LAIKA has changed the way it does this so many times, but it has evolved again not without reason. Movies are shown at 24 frames per second. In standard stop-animation, it could be two or three frames of a film before a facial expression is replaced with a new one. In Missing Link, LAIKA has managed to achieve 12 to 24 different faces per second. Up to one face per frame. Each one with a subtle shift, a pair of eyebrows slowly rising, or a smile turning into a frown.

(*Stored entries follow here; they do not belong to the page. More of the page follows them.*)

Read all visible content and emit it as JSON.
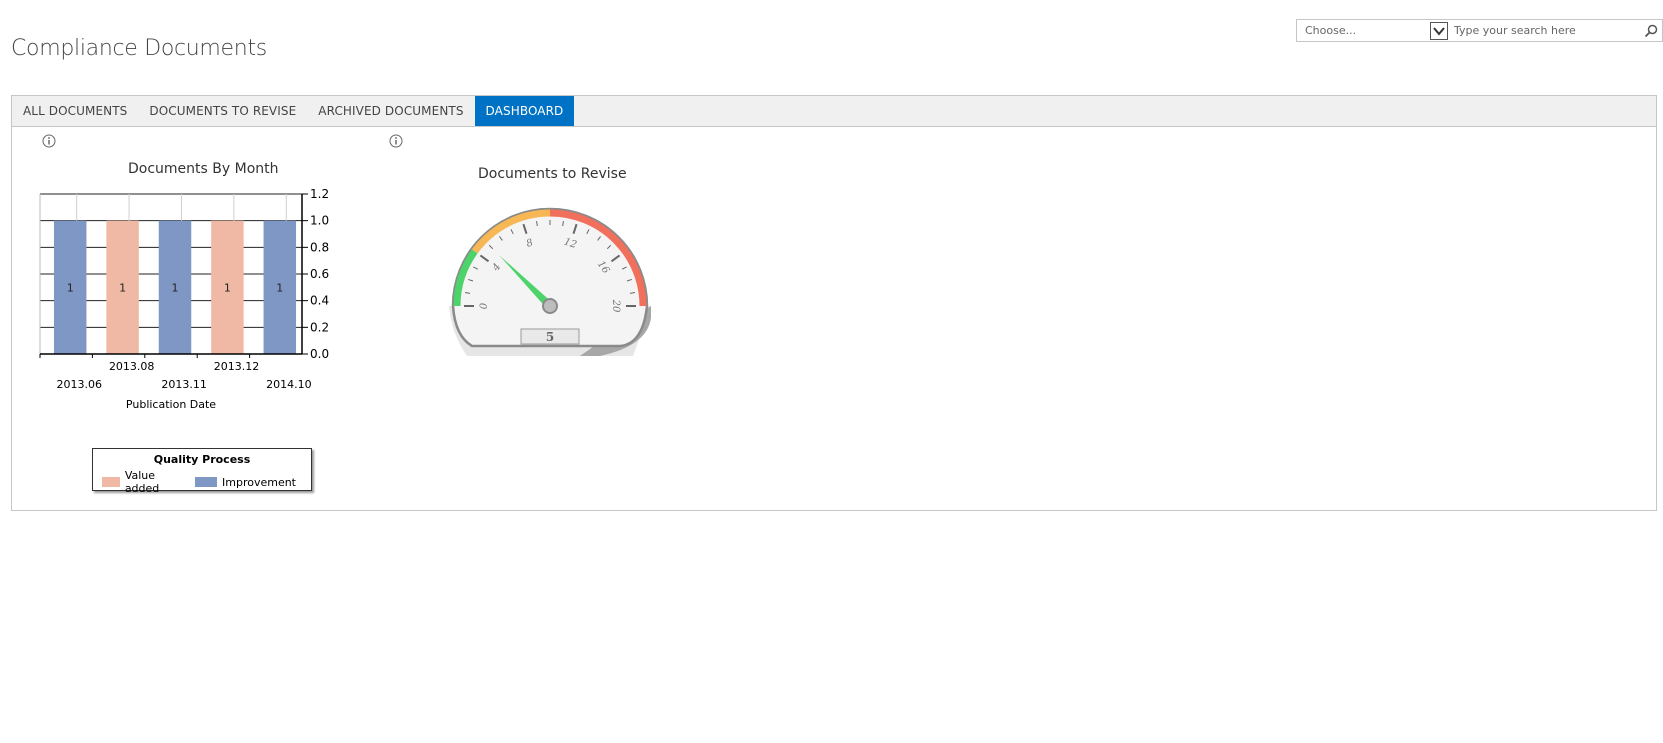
{
  "page": {
    "title": "Compliance Documents"
  },
  "search": {
    "scope_value": "Choose...",
    "placeholder": "Type your search here"
  },
  "tabs": [
    {
      "label": "ALL DOCUMENTS",
      "active": false
    },
    {
      "label": "DOCUMENTS TO REVISE",
      "active": false
    },
    {
      "label": "ARCHIVED DOCUMENTS",
      "active": false
    },
    {
      "label": "DASHBOARD",
      "active": true
    }
  ],
  "colors": {
    "accent": "#0072c6",
    "improvement": "#7f97c4",
    "value_added": "#f0b9a5",
    "gauge_green": "#4cd36a",
    "gauge_orange": "#f7b755",
    "gauge_red": "#f0705c"
  },
  "icons": {
    "scope_dropdown": "chevron-down-icon",
    "search_button": "search-icon",
    "chart_info": "info-icon"
  },
  "chart_data": [
    {
      "type": "bar",
      "title": "Documents By Month",
      "xlabel": "Publication Date",
      "ylabel": "",
      "categories": [
        "2013.06",
        "2013.08",
        "2013.11",
        "2013.12",
        "2014.10"
      ],
      "values": [
        1,
        1,
        1,
        1,
        1
      ],
      "value_labels": [
        "1",
        "1",
        "1",
        "1",
        "1"
      ],
      "series_of_bar": [
        "Improvement",
        "Value added",
        "Improvement",
        "Value added",
        "Improvement"
      ],
      "ylim": [
        0,
        1.2
      ],
      "y_ticks": [
        "0.0",
        "0.2",
        "0.4",
        "0.6",
        "0.8",
        "1.0",
        "1.2"
      ],
      "y_axis_side": "right",
      "grid": true,
      "legend": {
        "title": "Quality Process",
        "placement": "bottom",
        "entries": [
          "Value added",
          "Improvement"
        ]
      }
    },
    {
      "type": "gauge",
      "title": "Documents to Revise",
      "value": 5,
      "value_label": "5",
      "range": [
        0,
        20
      ],
      "tick_labels": [
        "0",
        "4",
        "8",
        "12",
        "16",
        "20"
      ],
      "bands": [
        {
          "from": 0,
          "to": 4,
          "color": "green"
        },
        {
          "from": 4,
          "to": 10,
          "color": "orange"
        },
        {
          "from": 10,
          "to": 20,
          "color": "red"
        }
      ]
    }
  ]
}
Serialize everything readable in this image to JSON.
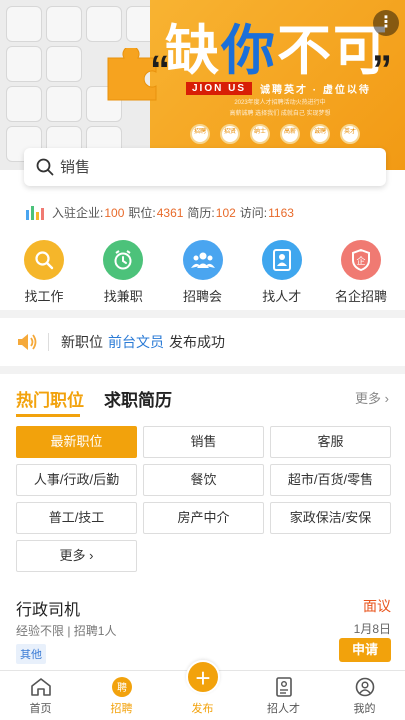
{
  "banner": {
    "title_left": "缺",
    "title_mid": "你",
    "title_right": "不可",
    "jion_tag": "JION US",
    "slogan": "诚聘英才 · 虚位以待",
    "line1": "2023年度人才招聘活动火热进行中",
    "line2": "高薪诚聘  选择我们  成就自己  实现梦想",
    "circles": [
      "招聘",
      "招贤",
      "纳士",
      "高薪",
      "诚聘",
      "英才"
    ],
    "more_icon": "more-dots-icon"
  },
  "search": {
    "placeholder": "销售"
  },
  "stats": {
    "companies_label": "入驻企业:",
    "companies": "100",
    "jobs_label": "职位:",
    "jobs": "4361",
    "resumes_label": "简历:",
    "resumes": "102",
    "visits_label": "访问:",
    "visits": "1163"
  },
  "quick": [
    {
      "label": "找工作",
      "icon": "search-icon",
      "color": "#f5b62a"
    },
    {
      "label": "找兼职",
      "icon": "clock-icon",
      "color": "#4cc27a"
    },
    {
      "label": "招聘会",
      "icon": "group-icon",
      "color": "#4aa5f0"
    },
    {
      "label": "找人才",
      "icon": "person-card-icon",
      "color": "#3fa6ee"
    },
    {
      "label": "名企招聘",
      "icon": "shield-icon",
      "color": "#f07a72"
    }
  ],
  "notice": {
    "prefix": "新职位",
    "job": "前台文员",
    "suffix": "发布成功",
    "icon": "speaker-icon"
  },
  "tabs": {
    "hot": "热门职位",
    "resume": "求职简历",
    "more": "更多 ›"
  },
  "categories": [
    "最新职位",
    "销售",
    "客服",
    "人事/行政/后勤",
    "餐饮",
    "超市/百货/零售",
    "普工/技工",
    "房产中介",
    "家政保洁/安保",
    "更多 ›"
  ],
  "job": {
    "title": "行政司机",
    "salary": "面议",
    "meta": "经验不限 | 招聘1人",
    "date": "1月8日",
    "tag": "其他",
    "apply": "申请"
  },
  "nav": {
    "home": "首页",
    "recruit": "招聘",
    "publish": "发布",
    "talent": "招人才",
    "mine": "我的"
  },
  "colors": {
    "accent": "#f2a20c",
    "link": "#2b7bd6",
    "number": "#e86a2a"
  }
}
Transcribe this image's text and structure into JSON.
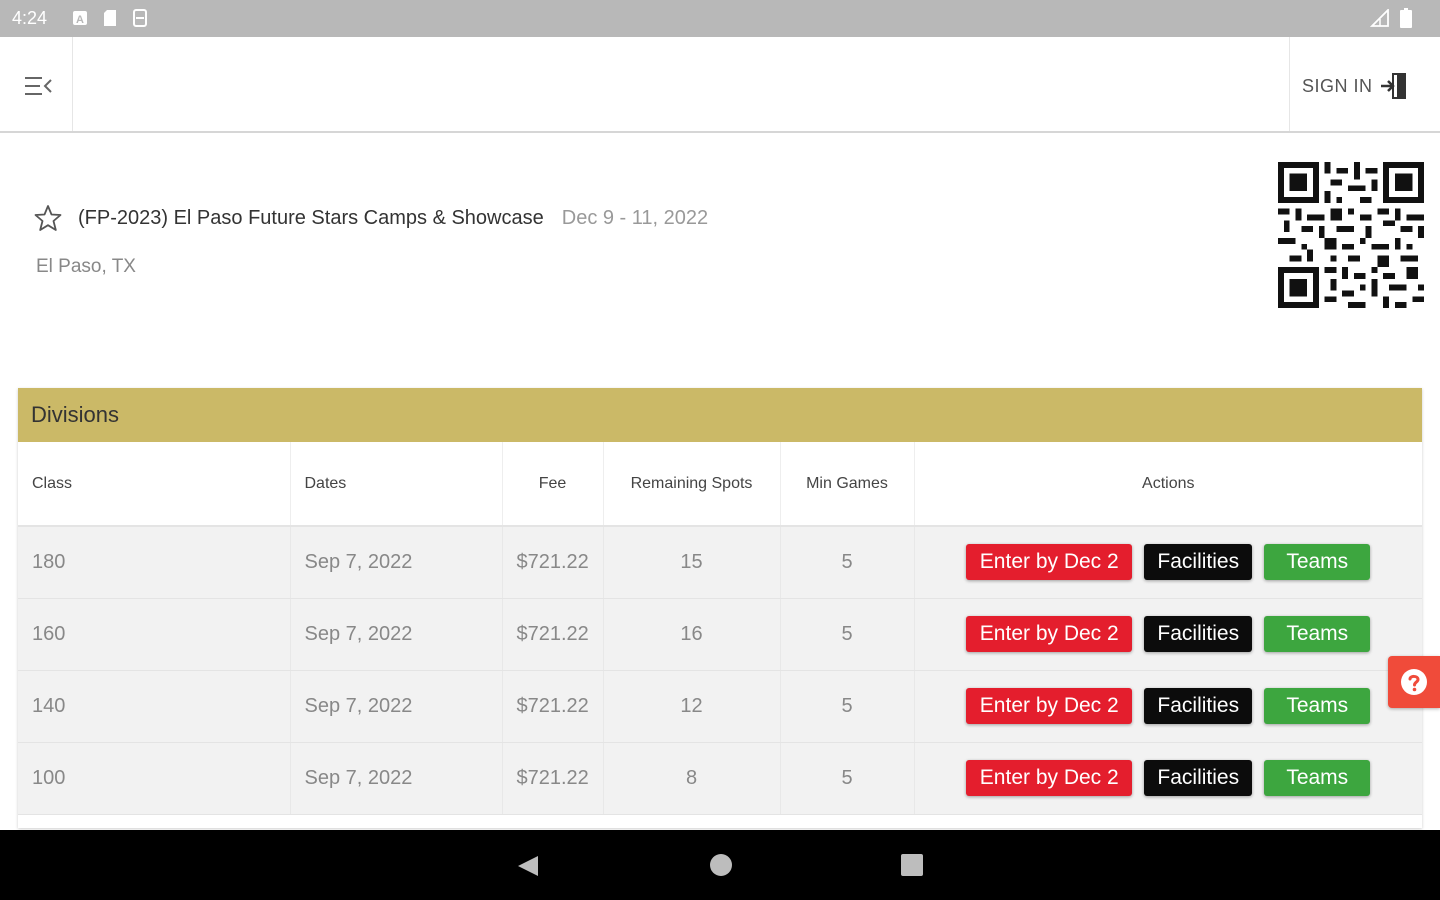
{
  "status_bar": {
    "time": "4:24",
    "icons": [
      "notification-a-icon",
      "sd-card-icon",
      "sync-icon"
    ],
    "right_icons": [
      "signal-icon",
      "battery-icon"
    ]
  },
  "app_bar": {
    "menu_icon": "menu-collapse-icon",
    "sign_in_label": "SIGN IN",
    "sign_in_icon": "login-icon"
  },
  "event": {
    "name": "(FP-2023) El Paso Future Stars Camps & Showcase",
    "dates": "Dec 9 - 11, 2022",
    "location": "El Paso, TX",
    "favorite_icon": "star-outline-icon"
  },
  "divisions": {
    "title": "Divisions",
    "columns": {
      "class": "Class",
      "dates": "Dates",
      "fee": "Fee",
      "remaining": "Remaining Spots",
      "min_games": "Min Games",
      "actions": "Actions"
    },
    "rows": [
      {
        "class": "180",
        "date": "Sep 7, 2022",
        "fee": "$721.22",
        "remaining": "15",
        "min_games": "5",
        "enter": "Enter by Dec 2",
        "facilities": "Facilities",
        "teams": "Teams"
      },
      {
        "class": "160",
        "date": "Sep 7, 2022",
        "fee": "$721.22",
        "remaining": "16",
        "min_games": "5",
        "enter": "Enter by Dec 2",
        "facilities": "Facilities",
        "teams": "Teams"
      },
      {
        "class": "140",
        "date": "Sep 7, 2022",
        "fee": "$721.22",
        "remaining": "12",
        "min_games": "5",
        "enter": "Enter by Dec 2",
        "facilities": "Facilities",
        "teams": "Teams"
      },
      {
        "class": "100",
        "date": "Sep 7, 2022",
        "fee": "$721.22",
        "remaining": "8",
        "min_games": "5",
        "enter": "Enter by Dec 2",
        "facilities": "Facilities",
        "teams": "Teams"
      }
    ]
  },
  "colors": {
    "divisions_header": "#cbb967",
    "enter_button": "#e41e2d",
    "facilities_button": "#0c0c0c",
    "teams_button": "#3da63f",
    "help_button": "#f04b3a"
  },
  "help_icon": "help-circle-icon",
  "nav_bar": {
    "back_icon": "back-triangle-icon",
    "home_icon": "home-circle-icon",
    "recent_icon": "recents-square-icon"
  }
}
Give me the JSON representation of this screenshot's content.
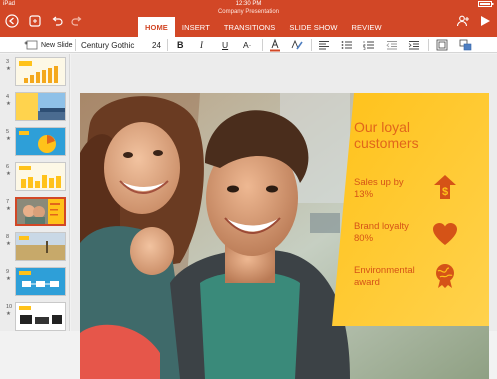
{
  "status_bar": {
    "device": "iPad",
    "time": "12:30 PM",
    "battery": "100%"
  },
  "document": {
    "title": "Company Presentation"
  },
  "tabs": [
    {
      "label": "HOME",
      "active": true
    },
    {
      "label": "INSERT",
      "active": false
    },
    {
      "label": "TRANSITIONS",
      "active": false
    },
    {
      "label": "SLIDE SHOW",
      "active": false
    },
    {
      "label": "REVIEW",
      "active": false
    }
  ],
  "toolbar_icons": [
    "back-icon",
    "file-icon",
    "undo-icon",
    "redo-icon",
    "add-person-icon",
    "play-icon"
  ],
  "ribbon": {
    "new_slide_label": "New Slide",
    "font_name": "Century Gothic",
    "font_size": "24",
    "bold": "B",
    "italic": "I",
    "underline": "U",
    "font_effects": "A"
  },
  "thumbnails": [
    {
      "number": "3",
      "star": "★"
    },
    {
      "number": "4",
      "star": "★"
    },
    {
      "number": "5",
      "star": "★"
    },
    {
      "number": "6",
      "star": "★"
    },
    {
      "number": "7",
      "star": "★",
      "selected": true
    },
    {
      "number": "8",
      "star": "★"
    },
    {
      "number": "9",
      "star": "★"
    },
    {
      "number": "10",
      "star": "★"
    }
  ],
  "slide": {
    "heading_line1": "Our loyal",
    "heading_line2": "customers",
    "stats": [
      {
        "line1": "Sales up by",
        "line2": "13%",
        "icon": "dollar-arrow-icon"
      },
      {
        "line1": "Brand loyalty",
        "line2": "80%",
        "icon": "heart-icon"
      },
      {
        "line1": "Environmental",
        "line2": "award",
        "icon": "globe-ribbon-icon"
      }
    ]
  },
  "colors": {
    "accent": "#d24726",
    "panel_yellow": "#ffc21a",
    "slide_text_orange": "#e1661b"
  }
}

Now, there’s little painting after the print, and 80% of the faces you will see on the big screen next year haven’t required hand-sanding. From the printer, the supports are washed off, the faces soaked in sodium hydroxide solution for an hour, then soaked in water for another hour, then dried. Residual support material is picked out, then, if required, the faces are sanded, before crystal clear coating is added and gloss coats are hand painted on. The detail is profound, and the results indisputable.
From the crossroads LAIKA stood at just a few years back, it trusted its instincts, took a chance on the colour capabilities of a Stratasys machine, and profited from that relationship when the J750 came along. LAIKA is a company not afraid of change, in fact it embraces the challenges change presents, and has so far reaped the rewards of its boldness. It’s why when its tendency to change additive manufacturing workflows so often is questioned, the answer is easy.
“It’s all about the desires of the studio of trying to both produce stop motion movies that we were not technically capable of just a few years prior, but also to service the types of story that we want to tell,” McLean explains. “The fact we are constantly raising the bar of what stop motion medium is capable of doing in both its stories and its visuals, that’s our main driving force. To do that, we constantly need to pivot and drive the technology in a creative way.”